If you have these, merge them now (station_id + date):

- Smoke: `smoke_flag` or `smoke_density`
- Meteorology: `wind_speed`, `temperature`, `humidity`, `precip`, etc.

If you *do not* have them yet, skip this section — the notebook still works.

### Recommended practical approach (portfolio-friendly)
- Start with PM2.5-only model (lags + seasonality).
- Add smoke_flag later → show clear performance improvement.
- Add meteorology after → demonstrate “scientific features” thinking.

In [None]:
def merge_optional(df: pd.DataFrame, smoke_file: Optional[Path], met_file: Optional[Path]) -> pd.DataFrame:
    out = df.copy()

    if smoke_file is not None and Path(smoke_file).exists():
        smoke = pd.read_csv(smoke_file)
        smoke.columns = [c.strip().lower() for c in smoke.columns]
        if "date" in smoke.columns:
            smoke["date"] = pd.to_datetime(smoke["date"], utc=True, errors="coerce")
        if not {"station_id","date"}.issubset(smoke.columns):
            raise ValueError("SMOKE_FILE must contain station_id and date columns.")
        smoke["station_id"] = smoke["station_id"].astype(str)
        out = out.merge(smoke, on=["station_id","date"], how="left")
        print("Merged smoke features:", [c for c in smoke.columns if c not in ["station_id","date"]])

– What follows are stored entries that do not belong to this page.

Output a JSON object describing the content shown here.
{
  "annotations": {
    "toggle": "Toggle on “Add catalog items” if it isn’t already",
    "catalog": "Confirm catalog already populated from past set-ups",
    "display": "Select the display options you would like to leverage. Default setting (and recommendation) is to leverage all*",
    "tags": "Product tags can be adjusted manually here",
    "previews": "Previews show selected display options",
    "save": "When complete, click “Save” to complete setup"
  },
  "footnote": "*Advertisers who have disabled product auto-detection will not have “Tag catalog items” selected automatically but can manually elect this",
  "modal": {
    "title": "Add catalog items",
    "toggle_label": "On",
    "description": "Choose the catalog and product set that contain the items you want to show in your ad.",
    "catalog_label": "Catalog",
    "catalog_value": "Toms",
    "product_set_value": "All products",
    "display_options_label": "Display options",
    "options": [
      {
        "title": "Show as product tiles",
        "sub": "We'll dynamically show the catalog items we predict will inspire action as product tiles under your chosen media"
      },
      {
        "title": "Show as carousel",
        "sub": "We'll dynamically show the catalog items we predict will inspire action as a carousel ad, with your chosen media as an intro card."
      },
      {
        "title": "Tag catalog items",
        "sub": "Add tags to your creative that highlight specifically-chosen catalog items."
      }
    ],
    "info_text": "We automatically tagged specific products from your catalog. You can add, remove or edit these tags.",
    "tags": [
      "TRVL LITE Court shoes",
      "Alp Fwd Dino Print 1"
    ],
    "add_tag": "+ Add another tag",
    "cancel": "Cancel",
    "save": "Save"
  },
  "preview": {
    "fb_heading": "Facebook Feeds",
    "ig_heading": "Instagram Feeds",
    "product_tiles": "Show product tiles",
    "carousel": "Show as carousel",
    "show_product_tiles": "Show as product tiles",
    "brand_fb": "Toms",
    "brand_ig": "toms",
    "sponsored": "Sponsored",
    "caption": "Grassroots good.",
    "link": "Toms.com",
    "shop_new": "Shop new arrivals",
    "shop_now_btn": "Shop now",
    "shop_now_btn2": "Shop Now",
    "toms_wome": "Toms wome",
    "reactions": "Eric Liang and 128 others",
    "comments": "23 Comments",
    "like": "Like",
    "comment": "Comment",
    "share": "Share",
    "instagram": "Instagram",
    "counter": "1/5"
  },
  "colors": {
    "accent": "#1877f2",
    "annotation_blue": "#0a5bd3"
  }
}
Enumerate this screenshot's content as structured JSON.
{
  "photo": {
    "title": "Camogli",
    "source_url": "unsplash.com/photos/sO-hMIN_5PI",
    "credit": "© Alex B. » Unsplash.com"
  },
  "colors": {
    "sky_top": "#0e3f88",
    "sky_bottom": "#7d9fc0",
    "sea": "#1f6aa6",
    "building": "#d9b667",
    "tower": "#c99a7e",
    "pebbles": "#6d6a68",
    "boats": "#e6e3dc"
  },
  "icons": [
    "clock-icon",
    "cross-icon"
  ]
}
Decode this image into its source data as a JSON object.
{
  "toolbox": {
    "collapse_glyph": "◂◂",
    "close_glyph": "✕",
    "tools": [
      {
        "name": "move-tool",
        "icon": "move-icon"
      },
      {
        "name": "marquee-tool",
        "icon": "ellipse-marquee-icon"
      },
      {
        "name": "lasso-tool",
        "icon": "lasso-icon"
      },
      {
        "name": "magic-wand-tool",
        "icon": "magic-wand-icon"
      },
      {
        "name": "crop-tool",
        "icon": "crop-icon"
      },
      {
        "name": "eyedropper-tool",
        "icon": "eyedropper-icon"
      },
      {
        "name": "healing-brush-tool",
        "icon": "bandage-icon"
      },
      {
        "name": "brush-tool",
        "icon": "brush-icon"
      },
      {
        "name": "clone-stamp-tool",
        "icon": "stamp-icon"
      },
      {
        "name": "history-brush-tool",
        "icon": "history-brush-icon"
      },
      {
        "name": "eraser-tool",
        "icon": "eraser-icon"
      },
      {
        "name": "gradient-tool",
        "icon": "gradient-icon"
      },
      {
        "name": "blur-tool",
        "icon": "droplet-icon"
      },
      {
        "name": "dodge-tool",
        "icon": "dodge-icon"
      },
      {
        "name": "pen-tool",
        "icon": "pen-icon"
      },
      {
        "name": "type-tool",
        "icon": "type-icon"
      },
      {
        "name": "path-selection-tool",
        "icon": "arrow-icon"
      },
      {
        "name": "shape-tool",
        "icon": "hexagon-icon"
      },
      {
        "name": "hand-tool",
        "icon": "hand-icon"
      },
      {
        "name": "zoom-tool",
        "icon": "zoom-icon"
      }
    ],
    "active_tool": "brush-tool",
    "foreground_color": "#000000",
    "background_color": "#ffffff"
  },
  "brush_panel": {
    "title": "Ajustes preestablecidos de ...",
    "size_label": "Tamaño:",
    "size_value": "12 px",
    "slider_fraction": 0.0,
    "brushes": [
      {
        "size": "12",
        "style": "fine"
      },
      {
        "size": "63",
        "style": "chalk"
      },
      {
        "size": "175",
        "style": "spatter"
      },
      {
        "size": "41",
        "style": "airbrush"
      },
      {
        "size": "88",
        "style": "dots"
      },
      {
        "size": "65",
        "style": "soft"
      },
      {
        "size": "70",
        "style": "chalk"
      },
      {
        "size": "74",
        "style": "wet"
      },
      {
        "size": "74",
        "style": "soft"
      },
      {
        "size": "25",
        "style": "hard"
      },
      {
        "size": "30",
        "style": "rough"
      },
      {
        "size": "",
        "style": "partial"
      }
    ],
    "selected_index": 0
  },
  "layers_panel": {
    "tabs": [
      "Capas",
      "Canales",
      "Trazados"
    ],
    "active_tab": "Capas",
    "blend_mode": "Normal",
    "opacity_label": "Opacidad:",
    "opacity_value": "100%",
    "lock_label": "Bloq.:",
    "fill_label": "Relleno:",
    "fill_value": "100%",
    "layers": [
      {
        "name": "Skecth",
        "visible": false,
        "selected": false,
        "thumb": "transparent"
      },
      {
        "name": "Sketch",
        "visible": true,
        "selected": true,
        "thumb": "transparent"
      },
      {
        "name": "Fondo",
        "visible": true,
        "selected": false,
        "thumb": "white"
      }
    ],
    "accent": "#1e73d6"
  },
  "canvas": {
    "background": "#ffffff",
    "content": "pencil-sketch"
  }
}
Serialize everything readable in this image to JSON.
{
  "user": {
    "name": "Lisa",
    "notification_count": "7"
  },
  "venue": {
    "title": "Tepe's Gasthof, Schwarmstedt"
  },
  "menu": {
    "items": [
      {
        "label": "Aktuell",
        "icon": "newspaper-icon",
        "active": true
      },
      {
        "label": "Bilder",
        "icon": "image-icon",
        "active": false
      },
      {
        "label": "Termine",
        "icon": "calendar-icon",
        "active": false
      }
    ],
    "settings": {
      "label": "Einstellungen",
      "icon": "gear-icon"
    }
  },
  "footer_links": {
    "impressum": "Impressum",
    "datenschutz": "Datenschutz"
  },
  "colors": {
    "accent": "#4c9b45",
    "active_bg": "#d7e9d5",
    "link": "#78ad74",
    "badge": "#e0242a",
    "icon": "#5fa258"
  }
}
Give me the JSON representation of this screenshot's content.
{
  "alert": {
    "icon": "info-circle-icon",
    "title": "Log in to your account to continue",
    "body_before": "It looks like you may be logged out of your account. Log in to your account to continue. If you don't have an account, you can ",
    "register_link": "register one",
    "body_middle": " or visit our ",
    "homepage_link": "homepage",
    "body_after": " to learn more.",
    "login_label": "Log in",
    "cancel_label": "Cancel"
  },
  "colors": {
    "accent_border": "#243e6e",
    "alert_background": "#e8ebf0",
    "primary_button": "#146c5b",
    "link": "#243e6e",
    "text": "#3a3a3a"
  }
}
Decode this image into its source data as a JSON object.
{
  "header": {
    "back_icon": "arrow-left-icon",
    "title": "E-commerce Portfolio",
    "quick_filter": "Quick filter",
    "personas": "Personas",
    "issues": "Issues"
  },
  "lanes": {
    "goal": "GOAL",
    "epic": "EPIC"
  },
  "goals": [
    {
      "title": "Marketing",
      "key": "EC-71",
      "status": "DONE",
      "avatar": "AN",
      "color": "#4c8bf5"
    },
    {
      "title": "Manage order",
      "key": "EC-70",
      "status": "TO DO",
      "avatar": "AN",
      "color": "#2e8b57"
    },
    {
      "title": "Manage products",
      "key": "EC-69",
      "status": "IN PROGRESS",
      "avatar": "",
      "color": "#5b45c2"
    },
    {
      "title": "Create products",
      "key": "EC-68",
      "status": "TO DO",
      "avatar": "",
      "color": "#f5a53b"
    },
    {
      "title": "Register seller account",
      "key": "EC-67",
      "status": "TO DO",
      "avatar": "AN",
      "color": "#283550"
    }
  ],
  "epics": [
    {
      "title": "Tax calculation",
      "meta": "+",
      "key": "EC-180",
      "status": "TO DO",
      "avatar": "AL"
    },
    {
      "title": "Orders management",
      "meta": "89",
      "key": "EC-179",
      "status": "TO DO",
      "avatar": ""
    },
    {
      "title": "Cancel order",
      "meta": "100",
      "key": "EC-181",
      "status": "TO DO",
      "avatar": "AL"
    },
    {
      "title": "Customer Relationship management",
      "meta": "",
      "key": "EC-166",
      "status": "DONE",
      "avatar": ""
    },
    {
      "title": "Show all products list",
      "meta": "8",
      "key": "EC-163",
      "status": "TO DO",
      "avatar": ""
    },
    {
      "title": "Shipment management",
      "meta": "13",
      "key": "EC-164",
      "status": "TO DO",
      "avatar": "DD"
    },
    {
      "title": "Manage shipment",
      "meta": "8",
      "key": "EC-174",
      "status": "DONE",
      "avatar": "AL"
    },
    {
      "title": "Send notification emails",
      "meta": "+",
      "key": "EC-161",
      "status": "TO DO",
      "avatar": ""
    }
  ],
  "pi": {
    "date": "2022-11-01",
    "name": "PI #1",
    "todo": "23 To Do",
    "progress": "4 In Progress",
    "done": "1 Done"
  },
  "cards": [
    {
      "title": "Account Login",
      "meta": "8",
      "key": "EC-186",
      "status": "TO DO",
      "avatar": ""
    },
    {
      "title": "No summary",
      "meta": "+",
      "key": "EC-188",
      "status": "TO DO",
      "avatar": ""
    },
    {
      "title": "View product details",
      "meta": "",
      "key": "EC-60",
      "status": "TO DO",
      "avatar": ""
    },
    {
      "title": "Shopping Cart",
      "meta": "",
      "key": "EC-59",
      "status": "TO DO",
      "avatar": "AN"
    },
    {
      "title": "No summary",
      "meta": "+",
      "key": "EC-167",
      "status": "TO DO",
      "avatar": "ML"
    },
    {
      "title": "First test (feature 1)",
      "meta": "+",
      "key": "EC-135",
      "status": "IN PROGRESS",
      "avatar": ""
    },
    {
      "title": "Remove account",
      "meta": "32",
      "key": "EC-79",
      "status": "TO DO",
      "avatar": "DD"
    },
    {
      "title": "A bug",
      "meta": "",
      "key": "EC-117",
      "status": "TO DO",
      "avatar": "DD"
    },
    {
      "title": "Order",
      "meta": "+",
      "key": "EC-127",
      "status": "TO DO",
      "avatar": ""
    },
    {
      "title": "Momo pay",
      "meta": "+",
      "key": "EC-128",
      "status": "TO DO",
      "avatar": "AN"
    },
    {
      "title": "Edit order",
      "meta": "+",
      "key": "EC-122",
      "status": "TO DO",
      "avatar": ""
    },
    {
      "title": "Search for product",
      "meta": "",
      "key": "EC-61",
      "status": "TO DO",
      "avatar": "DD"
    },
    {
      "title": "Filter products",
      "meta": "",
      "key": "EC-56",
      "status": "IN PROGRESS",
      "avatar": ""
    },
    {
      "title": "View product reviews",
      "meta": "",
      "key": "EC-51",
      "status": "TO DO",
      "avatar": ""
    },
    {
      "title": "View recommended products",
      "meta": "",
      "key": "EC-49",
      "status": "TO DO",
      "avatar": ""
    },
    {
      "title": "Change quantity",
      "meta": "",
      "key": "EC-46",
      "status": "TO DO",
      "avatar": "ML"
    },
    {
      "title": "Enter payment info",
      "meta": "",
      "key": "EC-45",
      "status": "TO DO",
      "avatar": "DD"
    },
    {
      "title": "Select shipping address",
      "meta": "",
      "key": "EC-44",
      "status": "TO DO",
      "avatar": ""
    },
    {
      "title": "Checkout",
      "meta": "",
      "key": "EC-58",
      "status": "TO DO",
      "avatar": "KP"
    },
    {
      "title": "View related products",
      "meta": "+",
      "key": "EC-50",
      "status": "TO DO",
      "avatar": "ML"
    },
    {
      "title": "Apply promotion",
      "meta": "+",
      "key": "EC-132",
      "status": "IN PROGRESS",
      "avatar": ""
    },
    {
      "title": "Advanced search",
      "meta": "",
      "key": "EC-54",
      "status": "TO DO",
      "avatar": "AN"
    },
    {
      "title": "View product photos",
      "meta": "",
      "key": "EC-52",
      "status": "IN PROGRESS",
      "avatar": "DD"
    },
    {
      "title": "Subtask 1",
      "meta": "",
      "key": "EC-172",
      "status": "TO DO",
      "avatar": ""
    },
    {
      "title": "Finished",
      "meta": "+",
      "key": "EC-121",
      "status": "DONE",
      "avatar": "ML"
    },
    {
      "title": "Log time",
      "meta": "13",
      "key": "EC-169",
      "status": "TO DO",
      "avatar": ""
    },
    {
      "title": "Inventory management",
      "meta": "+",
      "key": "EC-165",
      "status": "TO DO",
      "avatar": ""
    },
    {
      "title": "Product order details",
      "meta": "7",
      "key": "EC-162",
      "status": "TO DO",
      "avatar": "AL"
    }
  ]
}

    if met_file is not None and Path(met_file).exists():
        met = pd.read_csv(met_file)
        met.columns = [c.strip().lower() for c in met.columns]
        if "date" in met.columns:
            met["date"] = pd.to_datetime(met["date"], utc=True, errors="coerce")
        if not {"station_id","date"}.issubset(met.columns):
            raise ValueError("MET_FILE must contain station_id and date columns.")
        met["station_id"] = met["station_id"].astype(str)
        out = out.merge(met, on=["station_id","date"], how="left")
        print("Merged met features:", [c for c in met.columns if c not in ["station_id","date"]])

    return out

df2 = merge_optional(df1, cfg.SMOKE_FILE, cfg.MET_FILE)
df2.shape

## Step 6 — Train/Validation/Test split (time-aware)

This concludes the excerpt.